Cyber security experts have a challenging job. They analyse huge datasets to track anomalies, find security holes and patch them. Reacting quickly against an attack is key. We are going to see how graphs can accelerate an attack analysis and help identify potential attack vectors before they are used.
The booming business of cyber crime
In the past few years organizations like Sony, LinkedIn, NASDAQ or the CIA have been hacked. For these organizations, it has resulted in private information exposure, downtime, tarnished reputations and millions of dollars in lost revenues.
There is no sign that these attacks are going to stop either. Criminals are well other of the value of information. Today for example, there is a black market where Zero-Day exploits, an attack method that exploits a previously unknown security breach, can be sold. The best hackers can sell to the highest bidder their discoveries. The market is booming, stimulated by governments who are looking to arm themselves.
The cyber security teams are under increasing pressure from these new threats. To defend their organizations, they can rely on a wealth of data. Typical monitoring systems can generate in the terabytes of data : can it be used to thwart attacks?
Graph technologies can help tackle big data
Cyber security teams have a wealth of data on their hand. From IP logs, network logs, communication or server logs, the various tools they use to monitor their systems generate a lot of data. Large enterprises generate an estimated 10 to 100 billion events per day. That sort of volume is a challenge for traditional security information and event management (SIEM) tools. They are designed to analyse logs, network flows and system events for forensics and intrusion detection but are not equipped to handle big data.
Volume is an issue for security experts but it is not necessarily the biggest one. Security data is often both large and unstructured as it comes from heterogeneous, incomplete data sources. Working with unstructured data in tabular oriented tools is never a good idea. It can work but at a price :
- difficulty to integrate new sources ;
- complexity in structuring and querying the data ;
- poor performances when querying the data ;
On the contrary, graph databases like Neo4j, Titan or InfiniteGraph make it easy to store and query unstructured data, even as the volume grows. That is why companies like Cisco are turning to graph technologies to design the next generation of cyber security solutions. With Titan, Cisco ingest 10 terabytes of security data per month.
Anatomy of phishing attack
To understand why graph technologies can help cyber security we are going to use a concrete example. Cisco has published a blog post that details how its graph analytics capability can protect customers against zero-day exploits. A zero-day exploit is a previously undiscovered security flaw in a software. Between the moment it is discovered and until the software is patched by those who use it, hackers can use the flaw to compromise systems.

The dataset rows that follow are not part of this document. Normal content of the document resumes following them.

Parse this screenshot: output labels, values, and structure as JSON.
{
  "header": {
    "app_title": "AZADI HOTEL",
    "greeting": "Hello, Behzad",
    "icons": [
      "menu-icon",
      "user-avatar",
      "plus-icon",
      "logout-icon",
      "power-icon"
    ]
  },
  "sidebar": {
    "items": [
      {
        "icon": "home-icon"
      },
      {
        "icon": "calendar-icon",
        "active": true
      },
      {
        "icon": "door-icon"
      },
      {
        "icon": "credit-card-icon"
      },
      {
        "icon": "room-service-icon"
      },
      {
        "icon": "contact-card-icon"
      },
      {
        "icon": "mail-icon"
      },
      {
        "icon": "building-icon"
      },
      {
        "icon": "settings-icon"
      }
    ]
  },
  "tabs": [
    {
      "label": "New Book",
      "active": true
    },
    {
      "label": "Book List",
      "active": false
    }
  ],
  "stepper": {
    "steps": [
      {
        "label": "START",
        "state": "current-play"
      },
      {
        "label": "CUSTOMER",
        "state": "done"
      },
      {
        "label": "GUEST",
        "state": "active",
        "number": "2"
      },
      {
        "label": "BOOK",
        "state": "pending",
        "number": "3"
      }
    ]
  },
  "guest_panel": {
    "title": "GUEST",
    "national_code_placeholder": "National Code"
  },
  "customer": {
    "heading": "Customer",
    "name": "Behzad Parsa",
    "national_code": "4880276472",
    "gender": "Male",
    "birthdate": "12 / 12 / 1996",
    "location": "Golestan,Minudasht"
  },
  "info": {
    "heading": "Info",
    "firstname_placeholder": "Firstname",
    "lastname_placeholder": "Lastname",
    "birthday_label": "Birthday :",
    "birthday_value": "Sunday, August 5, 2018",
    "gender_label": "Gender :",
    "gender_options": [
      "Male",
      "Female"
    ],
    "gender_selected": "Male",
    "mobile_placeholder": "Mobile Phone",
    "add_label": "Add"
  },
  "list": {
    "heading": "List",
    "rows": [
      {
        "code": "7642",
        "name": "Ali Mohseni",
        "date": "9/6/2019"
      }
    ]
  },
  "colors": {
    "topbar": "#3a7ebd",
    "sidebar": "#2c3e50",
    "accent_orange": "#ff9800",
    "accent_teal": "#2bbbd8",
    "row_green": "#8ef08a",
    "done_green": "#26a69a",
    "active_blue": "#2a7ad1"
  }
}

A common technique is phishing. A criminal masquerades as a trustworthy entity to obtain sensitive information. We are going to study an example of this.
Recently Internet Explorer zero-day exploit (CVE-2014-1776) was used in phishing attacks. The hackers sent mails to victims who were asked to login into a website where their identification information was captured.
As we can see in the mail above, one of the domain used by the hackers was inform.bedircati.com. Among the other domains were profile.sweeneyphotos.com, web.neonbilisim.com and web.usamultimeters.com. Security providers quickly blocked these domains. In addition to this, Cisco was able to quickly identify other potential domains used by the hackers and protect its customers against them. Let’s see why.
What does a cyber attack looks like
As all web domains, the domains used in the phishing attack are linked to a couple of entities :
- an IP address : a numerical label assigned to each device (e.g., computer, printer) participating in a computer network that uses the Internet Protocol for communication ;
- a name server : a name server is a computer hardware or software server that implements a network service for providing responses to queries against a directory service (it turns a domain name into an IP address) ;
- a registar : an organization or commercial entity that manages the reservation of Internet domain names ;
The IP address are unique but the name servers and registars can link the domain names to other domain names. A graph model is ideal to represent these entities and their connections :
This model shows how easy it is to model our data with a graph. For Levi Gundert from Cisco :
Within basic security analysis, we represent domains, IP addresses, and DNS information as nodes, and represent the relationships between them as edges connecting the nodes. In the following example, domains A and B are connected through a shared name server and MX record despite being hosted on different servers. Domain C is linked to domain B through a shared host, but has no direct association with domain A.
Visually we can interpret the data in a glimpse.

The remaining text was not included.